Which factors most affect riding speed?

Once a cyclist exceeds about 15km/h, most of their energy is used to overcome air resistance – and it doesn’t get any easier the faster they ride. The power required to overcome drag is roughly proportionate to the cube of their speed so, for example, if you double your speed you need eight times as much power.

Professional cyclists have teams dedicated to identifying every potential time-saving tweak the riders can make to help them go faster. You may not have that support structure, but below are some of the adjustments you can make and the average improvement they could make to a 40km ride time.

+5 mins 05 secs: Going from time trial bars to hands on brake hoods

+25 secs: Gaining 3kg of weight (from 70kg to 73kg)
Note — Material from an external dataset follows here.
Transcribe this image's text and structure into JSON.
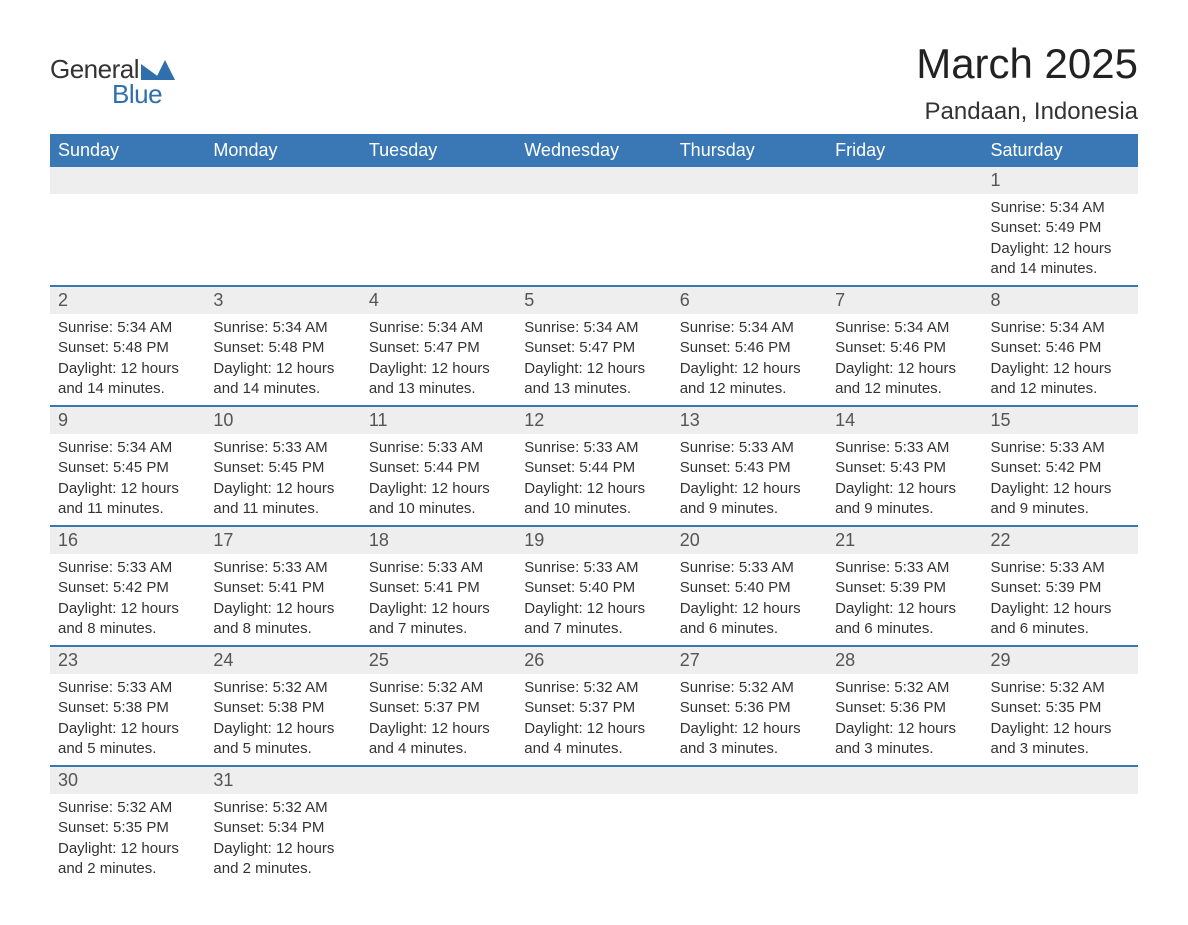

-13 secs: Switching from riding a 10kg bike to riding a 7kg bike

-25 secs: Losing 3kg of weight (from 70kg to 67kg) to reduce drag area

-34 secs: Using an altitude training facility

-1 min 24 secs: Taking a pre-ride caffeine, carb and electrolyte drink

-4 mins 24 secs: Using an optimal aero-dynamic body position (see below)

-7 mins 18 secs: Changing from no training to training at maximum effort

The Best Position for Maximum Speed

A rider’s position on the bike accounts for about 65-80% of their total aerodynamic drag. Even without an aero helmet, any rider can improve aerodynamics by flattening their arms, torso and head and tucking in their elbows. This may mean they deliver less power to the pedals, but this is usually offset by the reduction in aerodynamic drag.

When riding a bike with drop handlebars the least effective position is with hands on top of the bars, but moving forwards to rest on the brake hoods makes the body crouch a little, reducing frontal area and air resistance. The best shape is achieved with hands right down on the drops.

Aero bars allow the rider to cycle with their arms out straight and achieved worldwide popularity after the US rider Greg Lemond used them in the final stage of the 1989 Tour de France. Under the rules set by cycle sport’s governing body Union Cycliste Internationale (UCI) aero bars are permitted in some, but not all, cycling events.